Our backyard sits on the Navesink River, where a number of small docks were severely damaged in the storm. The worst one is on the left, crumpled like a... really crappy nautical accordion. The one on the right seemed fine except for that newly created drawbridge that, you know, doesn't go down.

There was a downed tree in our backyard, along with some pieces-parts from aforementioned docks. The fence you see was significantly damaged, & the matching one on the other side of the yard  disappeared completely, leaving an open pathway from our backyard to the hotel next door.
 
 
These trees have definitely seen better days.

Part of this nearby boathouse toppled onto some of the boats nearby. I don't even know what kind of boats these are because I am an indoor kid. Kayaks, maybe? Whatever they are, I think they were originally stored in a boat rack of some sort, which was in pieces a few feet away.

Across the street, a billboard of some sort blew across the top of an apartment building, & the wind shredded it to pieces. At the time of this photo, its splintered wooden spine dangled precariously over people's decks.

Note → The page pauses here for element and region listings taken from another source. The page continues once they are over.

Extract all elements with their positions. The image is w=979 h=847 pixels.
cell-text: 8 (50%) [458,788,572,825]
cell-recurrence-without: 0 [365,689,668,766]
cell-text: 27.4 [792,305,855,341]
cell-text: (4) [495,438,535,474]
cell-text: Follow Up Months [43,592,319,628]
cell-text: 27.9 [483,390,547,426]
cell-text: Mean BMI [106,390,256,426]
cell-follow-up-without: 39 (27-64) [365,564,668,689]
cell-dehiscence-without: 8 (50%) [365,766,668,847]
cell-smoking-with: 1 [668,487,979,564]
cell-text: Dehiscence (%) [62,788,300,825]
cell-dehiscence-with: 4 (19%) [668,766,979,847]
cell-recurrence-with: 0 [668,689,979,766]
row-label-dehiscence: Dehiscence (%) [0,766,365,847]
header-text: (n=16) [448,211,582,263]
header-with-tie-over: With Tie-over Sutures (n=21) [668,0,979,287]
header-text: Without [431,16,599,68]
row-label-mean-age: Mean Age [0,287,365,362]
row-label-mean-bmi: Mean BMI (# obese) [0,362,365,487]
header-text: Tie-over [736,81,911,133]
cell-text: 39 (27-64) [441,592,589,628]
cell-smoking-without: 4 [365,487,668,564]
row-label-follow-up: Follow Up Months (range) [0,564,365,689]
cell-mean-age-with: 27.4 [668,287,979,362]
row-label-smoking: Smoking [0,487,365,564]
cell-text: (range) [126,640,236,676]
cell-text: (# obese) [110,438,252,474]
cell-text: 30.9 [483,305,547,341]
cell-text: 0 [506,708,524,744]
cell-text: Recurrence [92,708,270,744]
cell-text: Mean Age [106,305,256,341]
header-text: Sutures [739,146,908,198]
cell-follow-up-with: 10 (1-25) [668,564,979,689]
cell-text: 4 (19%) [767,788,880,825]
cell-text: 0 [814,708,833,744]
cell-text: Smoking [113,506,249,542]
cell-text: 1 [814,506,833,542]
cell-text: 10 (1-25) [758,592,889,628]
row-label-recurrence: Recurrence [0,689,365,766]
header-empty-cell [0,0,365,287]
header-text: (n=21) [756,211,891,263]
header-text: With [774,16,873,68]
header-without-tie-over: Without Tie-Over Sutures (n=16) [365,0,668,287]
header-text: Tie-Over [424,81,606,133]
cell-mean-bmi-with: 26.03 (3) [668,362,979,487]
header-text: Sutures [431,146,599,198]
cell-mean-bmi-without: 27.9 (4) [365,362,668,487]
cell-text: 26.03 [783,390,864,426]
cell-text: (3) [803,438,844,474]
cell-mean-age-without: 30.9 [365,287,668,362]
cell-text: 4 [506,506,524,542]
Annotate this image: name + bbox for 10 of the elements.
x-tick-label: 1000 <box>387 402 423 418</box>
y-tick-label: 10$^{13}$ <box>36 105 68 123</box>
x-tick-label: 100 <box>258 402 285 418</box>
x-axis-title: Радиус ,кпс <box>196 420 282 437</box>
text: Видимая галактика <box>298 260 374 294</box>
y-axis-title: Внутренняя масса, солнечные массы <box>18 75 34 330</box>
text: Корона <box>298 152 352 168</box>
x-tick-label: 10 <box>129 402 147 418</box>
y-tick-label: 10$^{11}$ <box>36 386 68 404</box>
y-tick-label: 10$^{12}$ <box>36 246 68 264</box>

It wasn't just the billboard. Some other things were in places where they didn't belong, too.

Of course, nothing downtown was open yesterday, as nobody had power. A few places had taken pre-storm precautions & boarded or taped their windows, but there was very little visible damage to any of the storefronts.

This was actually the only instance of broken glass that we saw, where the large window of an empty storefront shattered all over the sidewalk. Weirdly, everything around it was intact. I guess nature knows no order.
 

Some of the worst damage we saw was on the road outside our apartment building , which was closed around a downed power line &... our neighbor's roof, which blew straight off their condo & into the street, atop a downed power line. See that picket fence on the left-hand side? Our cars are back there, & that's a dead-end road.

We initially thought our cars would be trapped back there until the mess was cleaned up, but glory, hallelujah! We discovered a secret passageway of sorts from a nearby business's parking lot out to the street. Upon realizing this, we set out for an ill-fated drive north to see if the local mall was open (um, it wasn't), in which we got stuck in mad amounts of traffic due to downed trees & literally hundreds of cars lined up on the highway waiting for gas at the few open stations. People lined up on foot, too, & while we were stuck, I of course snapped a few photos.
 

Despite our power company's estimated seven- to 10-day restoration timetable, our lights turned back on yesterday evening - & our heat & hot water came back with them. We're just about back to normal. But here's a little twist: Nathan & I were supposed to attend the wedding of one of my very best friends in Iselin, N.J., on Saturday, but because of storm damage, it's been moved... to Washington, D.C. In the wake of widespread disaster, I have no idea if we'll be able to make it there. Are the roads open? Are there enough gas stations operating along the way? Beats me, but we're going to try.

Above all else, we feel fortunate to be safe & dry & together - but of course, we realize that for many others, this was not the case. Now that we have TV & Internet, I'm learning more about what's happening, watching the news, reading the stories, & it makes me sick to my stomach to see how this storm has affected others, how it's taken lives & wiped away livelihoods. Yes, we were so, so fortunate - but so many others were not. If you are so inclined, PLEASE consider donating to an organization like the Red Cross to help our East Coast & Midwestern neighbors who were less lucky.

How'd you fare in the storm, friends?